Die andere Seite: Was möglich wird
Ich habe bisher vor allem über Dringlichkeit geschrieben. Aber es gibt eine andere Seite, und sie ist mindestens genauso real.
Wenn du jemals eine Idee hattest, eine App, ein Projekt, ein Buch, ein Unternehmen, aber dir fehlten die technischen Fähigkeiten oder das Geld, jemanden zu bezahlen: Diese Barriere existiert heute kaum noch. Du kannst AI beschreiben, was du bauen willst, und hast innerhalb von Stunden einen funktionierenden Prototyp. Ich sage das nicht theoretisch. Ich mache das regelmäßig.
Wolltest du immer etwas Neues lernen? Der beste Tutor der Welt kostet $20 im Monat. Unendlich geduldig, rund um die Uhr verfügbar, anpassbar an dein Niveau und dein Tempo. Wissen ist im Grunde kostenlos geworden.
Eine einzelne Person mit der richtigen Idee und den richtigen Werkzeugen kann heute bauen, wofür vor drei Jahren ein ganzes Team nötig war. Ein kleines Team kann mit Dingen konkurrieren, die früher nur großen Organisationen möglich waren.
Das ist kein Techno-Optimismus. Das passiert bereits.
Stell dir vor, was möglich wird, wenn die Barriere zwischen Idee und Umsetzung fast vollständig verschwindet. Wenn nicht mehr deine technischen Fähigkeiten der limitierende Faktor sind, sondern deine Neugier, dein Mut und deine Fähigkeit, die richtigen Fragen zu stellen.

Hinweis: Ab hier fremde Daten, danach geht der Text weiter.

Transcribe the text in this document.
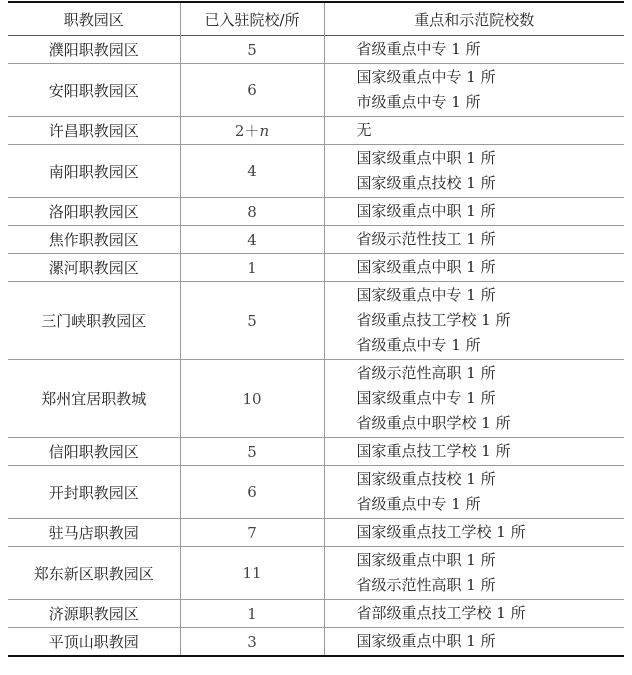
职教园区	已入驻院校/所	重点和示范院校数
濮阳职教园区	5	省级重点中专 1 所

安阳职教园区	6	国家级重点中专 1 所
市级重点中专 1 所

许昌职教园区	2＋n	无

南阳职教园区	4	国家级重点中职 1 所
国家级重点技校 1 所

洛阳职教园区	8	国家级重点中职 1 所

焦作职教园区	4	省级示范性技工 1 所

漯河职教园区	1	国家级重点中职 1 所

三门峡职教园区	5	国家级重点中专 1 所
省级重点技工学校 1 所
省级重点中专 1 所

郑州宜居职教城	10	省级示范性高职 1 所
国家级重点中专 1 所
省级重点中职学校 1 所

信阳职教园区	5	国家重点技工学校 1 所

开封职教园区	6	国家级重点技校 1 所
省级重点中专 1 所

驻马店职教园	7	国家级重点技工学校 1 所

郑东新区职教园区	11	国家级重点中职 1 所
省级示范性高职 1 所

济源职教园区	1	省部级重点技工学校 1 所

平顶山职教园	3	国家级重点中职 1 所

Die Dinge, die du aufgeschoben hast, weil sie zu schwer, zu teuer oder zu weit außerhalb deiner Expertise lagen? Probier sie aus. Jetzt.
2026 wartet nicht
Du hast es schon hundertmal gehört. Aber diesmal sind die Daten real. Die Werkzeuge sind da. Das Fenster ist offen.
Technologie allein verändert nichts. Menschen, die Technologie nutzen, verändern alles. Und genau das ist der Punkt: Es liegt an dir. Nicht an den AI-Laboren in San Francisco. Nicht an den Konzernen. Nicht an der Politik. An dir.
2026 wird nicht das Jahr sein, in dem AI die Welt verändert hat. 2026 wird das Jahr sein, in dem du entschieden hast, ob du mitgestaltest oder zuschaust.
Sei neugierig. Sei mutig. Handle.
ES IST ZEIT.
Dieser Artikel wurde unter anderem inspiriert durch einen Beitrag von Matt Shumer auf X, der die aktuelle Dynamik der AI-Entwicklung eindringlich und persönlich auf den Punkt bringt.